If the MCO tax expires, policymakers would have to replace the lost MCO tax revenues with state General Fund dollars in order to maintain current federal Medicaid matching funds and keep the Medi-Cal program whole. In fact, this is what Governor Newsom’s proposed 2019-20 budget assumes — that the General Fund will backfill the foregone MCO tax revenues. This, in turn, would reduce the amount of state funds available to support other key public services and systems.

5. Alternatively, extending the MCO tax would free up General Fund dollars that could be used to expand key services beginning in the 2019-20 fiscal year, which starts on July 1.

As noted above, Governor Newsom assumes that state General Fund spending on Medi-Cal will rise beginning in 2019-20 due to the (presumed) expiration of the MCO tax — an assumption that is built into his proposed state budget. Alternatively, if the MCO tax were extended, this General Fund “backfill” for Medi-Cal would not be necessary.
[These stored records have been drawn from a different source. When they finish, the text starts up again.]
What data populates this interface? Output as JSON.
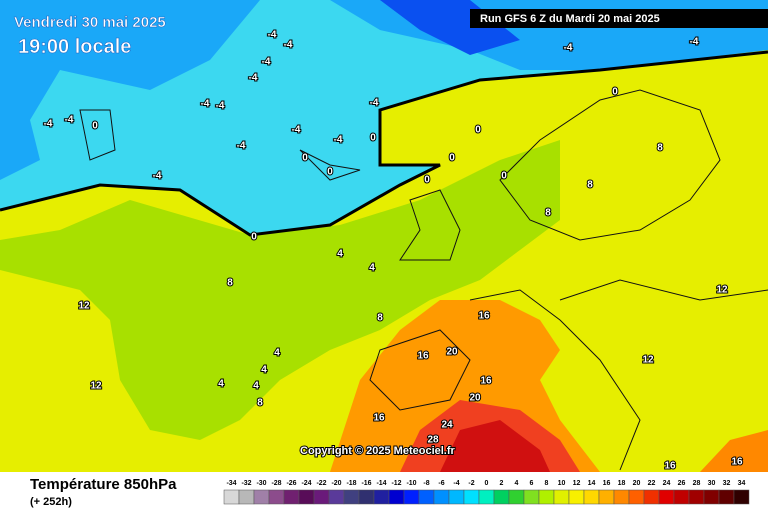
{
  "header": {
    "date": "Vendredi 30 mai 2025",
    "time": "19:00 locale",
    "run": "Run GFS 6 Z du Mardi 20 mai 2025"
  },
  "copyright": "Copyright © 2025 Meteociel.fr",
  "footer": {
    "title": "Température 850hPa",
    "lead": "(+ 252h)"
  },
  "scale": {
    "values": [
      -34,
      -32,
      -30,
      -28,
      -26,
      -24,
      -22,
      -20,
      -18,
      -16,
      -14,
      -12,
      -10,
      -8,
      -6,
      -4,
      -2,
      0,
      2,
      4,
      6,
      8,
      10,
      12,
      14,
      16,
      18,
      20,
      22,
      24,
      26,
      28,
      30,
      32,
      34
    ],
    "colors": [
      "#d8d8d8",
      "#b8b8b8",
      "#a080a8",
      "#8c4c8c",
      "#702070",
      "#580c58",
      "#6a1a7a",
      "#5a3a9a",
      "#404080",
      "#303070",
      "#2020a0",
      "#0000d0",
      "#0020ff",
      "#0060ff",
      "#0090ff",
      "#00b8ff",
      "#00e0ff",
      "#00f0c0",
      "#00d060",
      "#30d030",
      "#80e020",
      "#b0f000",
      "#e0f000",
      "#f8f000",
      "#ffd800",
      "#ffb000",
      "#ff8800",
      "#ff6000",
      "#f03000",
      "#e00000",
      "#c00000",
      "#a00000",
      "#800000",
      "#600000",
      "#300000"
    ]
  },
  "contour_labels": [
    -4,
    -4,
    -4,
    -4,
    -4,
    -4,
    -4,
    -4,
    -4,
    -4,
    -4,
    -4,
    -4,
    -4,
    -4,
    0,
    0,
    0,
    0,
    0,
    0,
    0,
    0,
    0,
    0,
    4,
    4,
    4,
    4,
    4,
    4,
    8,
    8,
    8,
    8,
    8,
    8,
    12,
    12,
    12,
    12,
    16,
    16,
    16,
    16,
    20,
    20,
    24,
    28,
    16,
    16
  ]
}
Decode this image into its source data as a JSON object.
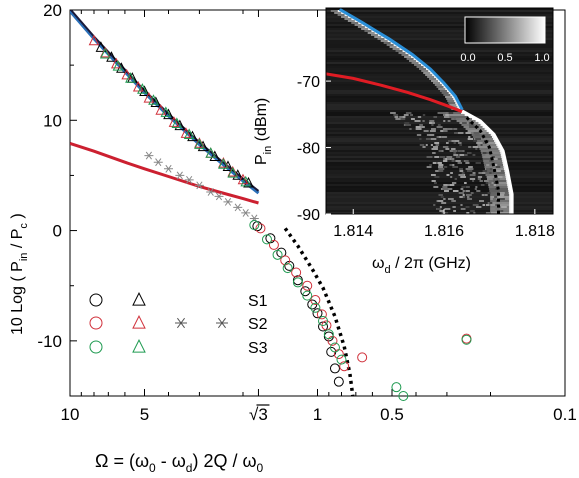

As a result, these General Fund dollars, ultimately reaching around $1.5 billion per year, would be newly available — relative to the Governor’s current multi-year budget forecast — to pay for other state priorities. For example, these freed-up dollars could help to move California closer to universal health coverage. Key policy options here include improving and expanding Medi-Cal and creating new state subsidies to reduce the cost of coverage for low- and moderate-income Californians who purchase health insurance on the individual market.

Conclusion

The current MCO tax package leverages federal funds for Medi-Cal, leaves the health insurance industry no worse off financially, and provides a net annual state General Fund benefit of roughly $1.5 billion, with these freed-up dollars supporting critical public services and systems. It’s not too late for the Newsom Administration to reverse course and work with state lawmakers to craft an updated MCO tax package that can win federal approval this year.